I was becoming quite frightened now. I could not tolerate the idea of anyone other than George operating on me. I had little technical knowledge of my condition other than what I had gleaned from my conversations with George but, grasping a little desperately at straws, I asked, “Supposing the bile starts to flow again and the jaundice recedes, would it be O.K. then to wait for Mr. Johnston to return?”
I can still see the Professor’s face. He wasn’t doing anything but I knew he was metaphorically pulling at his hair and wondering how he could possibly have allowed this discussion to occur. “But…but…there’s no justification for…”
“Theoretically, sir?” I pressed. I had no idea why I was asking these questions. They were in my head and they seemed important.
The Professor wanted away from this. He said, “We’ll check with you again on Sunday evening. If your condition hasn’t changed, we’ll have to operate.”
A man of his hauteur could never allow himself to be seen to run but, I have to say, his departure did not have the same regal pace as his arrival.
What happened after that was a little odd…strange…mysterious. I had heard somewhere that with the application of sufficient mental force we can affect and influence the way our bodies function. There was something of this in my head as I questioned the Professor. That was on Friday. All of that night and during the next couple of days, I willed my bile ducts to unblock themselves and to allow the bile to flow. I did not say any prayers nor ask for divine help. It did not occur to me to do so. I just lay interminably on my bed, concentrating on my condition, and mentally willing something to happen.

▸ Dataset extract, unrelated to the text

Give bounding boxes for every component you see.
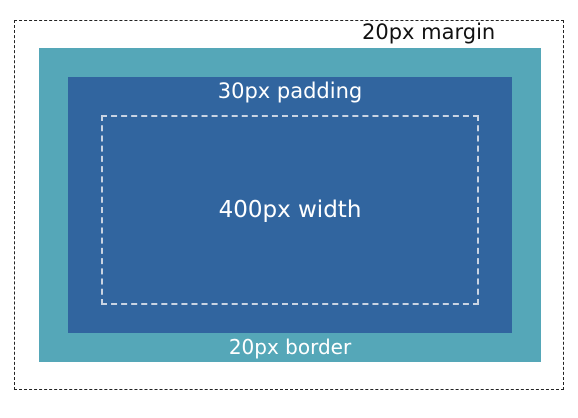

The Professor returned on Sunday evening. I had had blood tests a couple of times a day and he was reading my most recent results. He expressed surprise at them, quoting some numbers relating to ‘enzymes’ and stating that my ‘biliruben’ count had dropped remarkably. On top of that, he could see for himself that my jaundice was clearly receding. Given the fact that there were no bile ducts left outside my liver to work with and that any operation would thus be experimental at best, he felt that ‘the most appropriate course of action would be to do nothing’. They would observe my recovery over the next couple of days and, if my spontaneous recovery continued to progress, I would be sent home.

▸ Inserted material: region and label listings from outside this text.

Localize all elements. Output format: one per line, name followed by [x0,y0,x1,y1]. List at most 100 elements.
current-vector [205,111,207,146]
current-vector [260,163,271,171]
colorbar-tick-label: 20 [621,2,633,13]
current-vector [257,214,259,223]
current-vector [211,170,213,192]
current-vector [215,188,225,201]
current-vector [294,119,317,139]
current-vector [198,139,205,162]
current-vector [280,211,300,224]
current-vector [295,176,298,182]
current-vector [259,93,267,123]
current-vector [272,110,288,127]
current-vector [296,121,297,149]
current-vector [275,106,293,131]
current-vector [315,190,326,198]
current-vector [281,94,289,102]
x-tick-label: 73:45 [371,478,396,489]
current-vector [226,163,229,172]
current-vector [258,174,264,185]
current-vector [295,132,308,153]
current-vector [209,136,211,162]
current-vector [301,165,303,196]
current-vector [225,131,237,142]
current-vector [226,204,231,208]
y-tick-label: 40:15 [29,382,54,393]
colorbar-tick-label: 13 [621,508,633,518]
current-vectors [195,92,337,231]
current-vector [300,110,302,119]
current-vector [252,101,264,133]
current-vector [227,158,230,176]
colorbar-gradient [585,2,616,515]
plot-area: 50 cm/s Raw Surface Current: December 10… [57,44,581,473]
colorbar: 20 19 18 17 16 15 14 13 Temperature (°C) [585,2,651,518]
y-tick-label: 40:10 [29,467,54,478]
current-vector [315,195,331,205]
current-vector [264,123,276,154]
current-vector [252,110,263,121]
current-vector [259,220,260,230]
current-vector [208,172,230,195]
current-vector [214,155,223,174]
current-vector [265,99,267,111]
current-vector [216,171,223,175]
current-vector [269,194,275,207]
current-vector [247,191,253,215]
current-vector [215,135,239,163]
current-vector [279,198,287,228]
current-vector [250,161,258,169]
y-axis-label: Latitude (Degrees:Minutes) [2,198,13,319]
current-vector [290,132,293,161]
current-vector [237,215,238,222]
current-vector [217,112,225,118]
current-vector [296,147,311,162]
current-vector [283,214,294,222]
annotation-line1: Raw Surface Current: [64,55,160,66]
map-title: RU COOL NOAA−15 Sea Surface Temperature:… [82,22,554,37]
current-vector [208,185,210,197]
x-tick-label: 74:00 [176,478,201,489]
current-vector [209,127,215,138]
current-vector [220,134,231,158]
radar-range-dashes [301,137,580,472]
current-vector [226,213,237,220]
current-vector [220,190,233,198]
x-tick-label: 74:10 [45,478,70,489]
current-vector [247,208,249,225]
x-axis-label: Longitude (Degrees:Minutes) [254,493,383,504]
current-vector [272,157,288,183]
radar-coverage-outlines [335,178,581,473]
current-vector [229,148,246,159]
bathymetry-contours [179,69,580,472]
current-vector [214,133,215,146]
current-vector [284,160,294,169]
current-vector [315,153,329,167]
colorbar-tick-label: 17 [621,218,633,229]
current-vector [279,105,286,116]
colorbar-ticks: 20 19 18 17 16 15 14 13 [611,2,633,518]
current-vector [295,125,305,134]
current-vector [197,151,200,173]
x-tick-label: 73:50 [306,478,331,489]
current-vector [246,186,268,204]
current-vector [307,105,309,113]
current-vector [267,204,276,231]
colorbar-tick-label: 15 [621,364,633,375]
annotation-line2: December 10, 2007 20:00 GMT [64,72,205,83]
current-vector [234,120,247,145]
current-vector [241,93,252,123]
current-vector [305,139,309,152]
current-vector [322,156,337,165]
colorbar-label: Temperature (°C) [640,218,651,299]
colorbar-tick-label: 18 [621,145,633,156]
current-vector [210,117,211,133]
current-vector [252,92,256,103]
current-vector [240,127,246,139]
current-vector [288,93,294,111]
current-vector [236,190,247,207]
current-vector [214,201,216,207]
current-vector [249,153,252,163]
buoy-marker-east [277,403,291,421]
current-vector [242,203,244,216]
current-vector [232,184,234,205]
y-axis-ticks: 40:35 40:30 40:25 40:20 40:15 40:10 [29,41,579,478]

I recall feeling no surprise at this. It was exactly what I had expected would happen. I did not question it at the time. I was relieved that no-one other than George Johnston would be poking around in my insides. I did not consider that the event had anything of a spiritual dimension. In fact, I had been telling the story for years as testament to the power of the mind over matter. But reflecting on it now, I am not so sure, particularly when a week after the date I was told that George would be back from his holidays, I was back in Ward 16 in worse state than ever. Did something in me, or outside of me, hold my condition in abeyance until George would be there to decide what to do about it? I fully believed at that time that the hiatus was due to the power of my will. Now I wonder if divine intervention was the cause because what George Johnston was to do after that was new, inventive, remarkable, and was to have an immense and far-reaching impact on the rest of my life. I have little doubt that the Professor, given the originality and novelty of what George was to do, could never have dealt with the problem.